介護職は、その人の人生の結びを見守る、責任とほこりのある仕事です。
それは「終わり」の時間ではなく、最後まで向き合い、その人らしい宝物のような時間だといえるでしょう。

看取りの現場でみるいのちの実感

家族が寄り添い、静かな時間を過ごすひとときには、言葉にならない温もりがあります。

介護職員は、それぞれの現場で「看取り」のケアに関わっています。

たとえば、個室で看取りを行っていた一事があります。
その方はすでに意思を伝えることも難しく、重度の介護を必要としていました。
ご家族は、面会に来られてもテレビもつけず、ただ座っているだけでした。

その様子を見た職員が、こう声をかけました。

「テレビ、つけていつもどおりにしてくださいね」

その一言に、ご家族は安心した表情を見せたといいます。
話せなくても声は聞こえているともいわれます。
ご家族の普段どおりの様子がそこにあるだけで、別れの時を平穏にすごせることもあるでしょう。

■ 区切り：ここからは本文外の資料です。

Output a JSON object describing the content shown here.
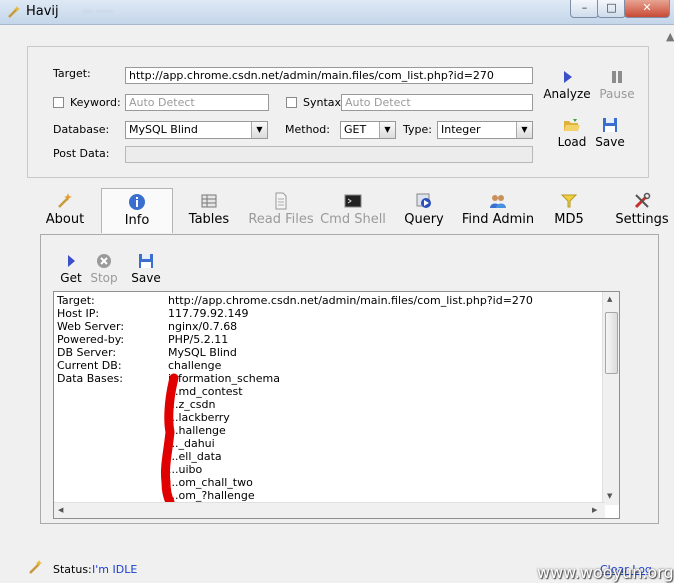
{
  "window": {
    "title": "Havij",
    "blurred_title": "··· ·····"
  },
  "form": {
    "target_label": "Target:",
    "target_value": "http://app.chrome.csdn.net/admin/main.files/com_list.php?id=270",
    "keyword_label": "Keyword:",
    "keyword_placeholder": "Auto Detect",
    "syntax_label": "Syntax:",
    "syntax_placeholder": "Auto Detect",
    "database_label": "Database:",
    "database_value": "MySQL Blind",
    "method_label": "Method:",
    "method_value": "GET",
    "type_label": "Type:",
    "type_value": "Integer",
    "postdata_label": "Post Data:",
    "postdata_value": ""
  },
  "side_buttons": {
    "analyze": "Analyze",
    "pause": "Pause",
    "load": "Load",
    "save": "Save"
  },
  "tabs": [
    {
      "label": "About",
      "icon": "wand-icon"
    },
    {
      "label": "Info",
      "icon": "info-icon"
    },
    {
      "label": "Tables",
      "icon": "table-icon"
    },
    {
      "label": "Read Files",
      "icon": "file-icon"
    },
    {
      "label": "Cmd Shell",
      "icon": "terminal-icon"
    },
    {
      "label": "Query",
      "icon": "query-icon"
    },
    {
      "label": "Find Admin",
      "icon": "users-icon"
    },
    {
      "label": "MD5",
      "icon": "key-icon"
    },
    {
      "label": "Settings",
      "icon": "tools-icon"
    }
  ],
  "info_toolbar": {
    "get": "Get",
    "stop": "Stop",
    "save": "Save"
  },
  "info": {
    "rows": [
      {
        "key": "Target:",
        "value": "http://app.chrome.csdn.net/admin/main.files/com_list.php?id=270"
      },
      {
        "key": "Host IP:",
        "value": "117.79.92.149"
      },
      {
        "key": "Web Server:",
        "value": "nginx/0.7.68"
      },
      {
        "key": "Powered-by:",
        "value": "PHP/5.2.11"
      },
      {
        "key": "DB Server:",
        "value": "MySQL Blind"
      },
      {
        "key": "Current DB:",
        "value": "challenge"
      },
      {
        "key": "Data Bases:",
        "value": "information_schema"
      }
    ],
    "databases": [
      "...md_contest",
      "...z_csdn",
      "...lackberry",
      "...hallenge",
      "..._dahui",
      "...ell_data",
      "...uibo",
      "...om_chall_two",
      "...om_?hallenge"
    ]
  },
  "status": {
    "label": "Status:",
    "value": "I'm IDLE",
    "clear_log": "Clear Log"
  },
  "watermark": "www.wooyun.org",
  "colors": {
    "accent": "#1a3ecc",
    "redaction": "#e00000"
  }
}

看取りの時間は、ご本人とご家族の心をつなぐ大切な時間です。
沈黙も言葉も、そのすべてに意味があります。
介護職員はその空気を大切にし、必要以上に中に入らず、そっと支える立場であろうとしています。

看取り介護のメリット・デメリット

【メリット】

  • 看取りであるため、急変時にも落ち着いて対応しやすい
  • 利用者が住み慣れた環境で平穏に最後を迎えられる
  • 家族や職員が深い絆を組む機会になる
  • 充実感ややりがいを感じられる
  • 介護職員自身の人間的成長につながる

【デメリット】

  • 精神的、肉体的な負担が大きい
  • 死に相対する経験が繰り返されることでストレスが積み重なる場合もある
  • 家族とのコミュニケーションに苦慮する場合もある

看取り後のケア・振り返り

  • 看取りに関わった職員のために、看護師やケアマネジャーと振り返りの会を開き、思いや対応を共有する
  • 職員の精神的負担を軽減するため、サポートや個別面談を実施
  • ご家族の許可があれば、お通夜に参加し、ご家族と一緒に故人を偲ぶ

また、現場の中は、一時的に雰囲気が沈んでしまうこともあります。
そのため、リーダーは、他の利用者やスタッフの気持ちにも注意を払い、日常を取り戻すための声かけや雰囲気作りを大切にしています。

看取り介護は、精神的にも肉体的にも大変なものですが、
利用者が平穏に旅立ち、ご家族から感謝の言葉をいただいたとき、
それは介護職員にとってのやりがいと自信になるのです。

📝 たけのこのひとこと

はじめて看取りの場に立ち会うとき、不安を感じるのは当然です。
でも、ひとりではありません。周りの職員と声をかけ合いながら、少しずつ経験を積んでいくことで、安心して向き合えるようになります。

看取りのあとで「ああしておけばよかった」と後悔するスタッフもいます。
だからこそ、1日1日のケアを大切に、丁寧に向き合ってほしいと願っています。

「いい最期だったね」と、ご家族にも、スタッフ自身にも思ってもらえるような時間を、これからも大切にしていきたいですね。